Je tiens à vous remercier de vos passages dans la tanière depuis 3 jours. Je n'ai pas eu envie d'y répondre mais je les ai tous lus, y compris sur des notes plus anciennes. Certains posés sur la note précédente m'ont tout particulièrement touchée, d'autres m'ont fait grimper aux rideaux, mais c'est comme ça, c'est la vie. Un spécial merci aussi pour les petits coups de téléphone, même si ça ne change rien au problème ça fait drôlement du bien de savoir que l'on compte un peu pour des quelques-uns. Cela étant autant vous le dire tout de suite ça ne va pas mieux, voire ce serait même pire. Mébon, il ne sert à rien de se rouler dedans, je vais attendre que ça passe.
Bon, j'ai comme l'impression que ça ne va pas lui plaire mais je vous invite à aller là. C'est quelqu'un de très particulier et de très incernable, d'exaspérant, d'infernal, de chieur, de tout ce qui nous hérisse le poil, d'ailleurs je suppose que vous avez constaté la fréquente musculosité de nos échanges épistolaires. Mais il écrit comme un dieu, et il y a une telle sensibilité dans ses textes (outre le fait qu'il écrive particulièrement bien côté pure technique), une telle "fleur de peau", un zest de sauvagerie qu'il n'a pas peur de reconnaître et d'assumer, et tant de choses qui nous touchent en plein coeur pour peu que l'on accepte de les recevoir. Attention, lecture autant sur les lignes qu'entre les lignes obligatoire. Enfin bref, même s'il est très souvent insupportable chez moi (sauf sur la précédente note, là chapeau à lui pour sa compréhension et sa délicatesse) je suis fan de ses écrits, et ce qu'il montre de sa personnalité me touche. M'énerve souvent, c'est clair, mais me touche ;-)

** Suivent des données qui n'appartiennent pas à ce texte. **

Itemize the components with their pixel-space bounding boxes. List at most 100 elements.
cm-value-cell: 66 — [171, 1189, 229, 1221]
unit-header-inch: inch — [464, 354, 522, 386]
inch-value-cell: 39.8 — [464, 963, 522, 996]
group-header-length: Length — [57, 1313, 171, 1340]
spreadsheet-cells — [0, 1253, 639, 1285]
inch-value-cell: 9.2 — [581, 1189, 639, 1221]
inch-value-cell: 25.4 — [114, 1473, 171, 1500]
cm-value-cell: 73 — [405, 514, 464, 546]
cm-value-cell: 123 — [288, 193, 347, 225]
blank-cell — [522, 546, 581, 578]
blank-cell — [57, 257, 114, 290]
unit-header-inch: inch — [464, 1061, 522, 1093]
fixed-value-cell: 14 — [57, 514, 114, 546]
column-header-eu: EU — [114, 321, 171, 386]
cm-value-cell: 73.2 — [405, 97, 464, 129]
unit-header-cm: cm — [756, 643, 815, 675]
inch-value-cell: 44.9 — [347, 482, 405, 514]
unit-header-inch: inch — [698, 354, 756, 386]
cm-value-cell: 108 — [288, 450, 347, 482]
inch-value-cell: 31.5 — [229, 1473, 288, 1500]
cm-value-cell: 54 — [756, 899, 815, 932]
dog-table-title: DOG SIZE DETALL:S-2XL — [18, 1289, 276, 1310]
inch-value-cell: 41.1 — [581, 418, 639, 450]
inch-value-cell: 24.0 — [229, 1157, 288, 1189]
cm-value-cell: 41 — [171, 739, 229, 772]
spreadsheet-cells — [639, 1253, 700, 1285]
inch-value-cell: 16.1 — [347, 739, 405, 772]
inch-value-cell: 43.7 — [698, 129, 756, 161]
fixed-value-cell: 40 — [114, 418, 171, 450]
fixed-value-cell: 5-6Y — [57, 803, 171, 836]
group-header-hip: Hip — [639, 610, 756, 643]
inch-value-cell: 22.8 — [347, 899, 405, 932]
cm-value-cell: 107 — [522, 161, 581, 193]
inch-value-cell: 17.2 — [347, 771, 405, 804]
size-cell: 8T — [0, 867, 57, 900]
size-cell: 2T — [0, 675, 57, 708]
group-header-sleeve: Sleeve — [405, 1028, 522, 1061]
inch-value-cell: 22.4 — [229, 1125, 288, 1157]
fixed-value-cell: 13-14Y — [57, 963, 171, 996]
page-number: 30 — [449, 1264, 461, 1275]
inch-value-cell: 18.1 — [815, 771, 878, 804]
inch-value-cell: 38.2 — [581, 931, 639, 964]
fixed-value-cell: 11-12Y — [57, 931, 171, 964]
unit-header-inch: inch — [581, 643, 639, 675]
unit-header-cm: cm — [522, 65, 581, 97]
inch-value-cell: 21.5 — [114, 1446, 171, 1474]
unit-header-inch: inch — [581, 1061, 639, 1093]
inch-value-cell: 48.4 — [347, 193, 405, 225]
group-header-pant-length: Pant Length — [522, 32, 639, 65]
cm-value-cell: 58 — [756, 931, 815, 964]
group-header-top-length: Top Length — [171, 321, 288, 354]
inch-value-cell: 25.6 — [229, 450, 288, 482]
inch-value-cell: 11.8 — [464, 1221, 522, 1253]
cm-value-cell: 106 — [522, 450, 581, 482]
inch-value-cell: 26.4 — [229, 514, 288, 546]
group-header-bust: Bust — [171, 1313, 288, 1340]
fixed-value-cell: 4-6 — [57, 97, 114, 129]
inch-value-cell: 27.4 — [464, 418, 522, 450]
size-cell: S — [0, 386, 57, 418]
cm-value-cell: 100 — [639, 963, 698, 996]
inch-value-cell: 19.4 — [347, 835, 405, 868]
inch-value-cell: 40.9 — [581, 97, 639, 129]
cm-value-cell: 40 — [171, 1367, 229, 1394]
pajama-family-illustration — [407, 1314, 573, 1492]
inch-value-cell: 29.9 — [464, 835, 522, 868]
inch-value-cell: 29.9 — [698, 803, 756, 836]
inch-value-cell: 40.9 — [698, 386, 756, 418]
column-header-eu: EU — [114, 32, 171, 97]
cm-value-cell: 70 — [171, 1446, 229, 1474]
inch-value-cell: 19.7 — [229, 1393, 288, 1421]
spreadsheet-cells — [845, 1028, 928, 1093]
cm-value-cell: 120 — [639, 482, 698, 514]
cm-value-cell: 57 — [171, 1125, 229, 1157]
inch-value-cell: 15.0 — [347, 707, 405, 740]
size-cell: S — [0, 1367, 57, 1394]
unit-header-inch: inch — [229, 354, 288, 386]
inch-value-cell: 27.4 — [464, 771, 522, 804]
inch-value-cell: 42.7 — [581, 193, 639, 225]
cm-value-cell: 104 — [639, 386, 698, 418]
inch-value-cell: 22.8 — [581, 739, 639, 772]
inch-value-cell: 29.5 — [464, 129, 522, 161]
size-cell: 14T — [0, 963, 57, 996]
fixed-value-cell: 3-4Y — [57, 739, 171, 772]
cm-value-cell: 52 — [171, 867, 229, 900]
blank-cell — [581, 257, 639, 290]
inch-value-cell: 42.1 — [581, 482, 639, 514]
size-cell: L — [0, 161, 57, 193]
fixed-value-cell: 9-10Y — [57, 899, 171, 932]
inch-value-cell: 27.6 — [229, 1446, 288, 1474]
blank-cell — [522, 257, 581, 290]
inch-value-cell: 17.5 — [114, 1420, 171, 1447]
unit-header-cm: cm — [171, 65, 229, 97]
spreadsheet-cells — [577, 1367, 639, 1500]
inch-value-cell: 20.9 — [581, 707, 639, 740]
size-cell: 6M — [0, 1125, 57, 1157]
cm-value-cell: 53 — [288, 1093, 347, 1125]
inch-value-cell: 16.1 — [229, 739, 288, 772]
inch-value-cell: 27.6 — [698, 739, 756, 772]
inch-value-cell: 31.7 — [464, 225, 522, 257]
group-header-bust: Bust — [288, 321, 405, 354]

Je ne sais pas ce qu'il va advenir de la tanière. Rien à voir avec ce qui se passe en ce moment dans ma petite tête mais il existe dans la blogosphère un être que je vomis comme je n'avais encore jamais détesté personne dans ma vie, et pourtant j'en ai déjà détesté quelques-uns. Quelqu'un de si mauvais, malsain, vicieux, perfide, agressif, haineux, vindicatif, aigri (et j'en passe), que je prends comme un viol le simple fait qu'il vienne lire mes écrits, surtout bien sûr ceux qui sont très personnels. Certes le fait de publier ses états d'âme sur le Net n'est pas sans risque, mais lire ailleurs les allusions de ce répugnant personnage à certaines de mes notes les plus intimes pour les dénigrer et s'en moquer me donne envie de vomir. En même temps, je le méprise tellement que j'ai aussi quand même tendance à me foutre de ses exactions et de quoi que ce soit émanant de lui, la preuve ces quelques lignes que je sais qu'il lira, et puis je sais qu'il serait follement heureux d'avoir réussi à me virer du Net. Mébon, pas facile d'offrir ses tripes quand on sait qu'un charognard pervers et malveillant traîne dans les parages, vous en conviendrez...
Bisous à tous, et merci de votre présence malgré mon absence.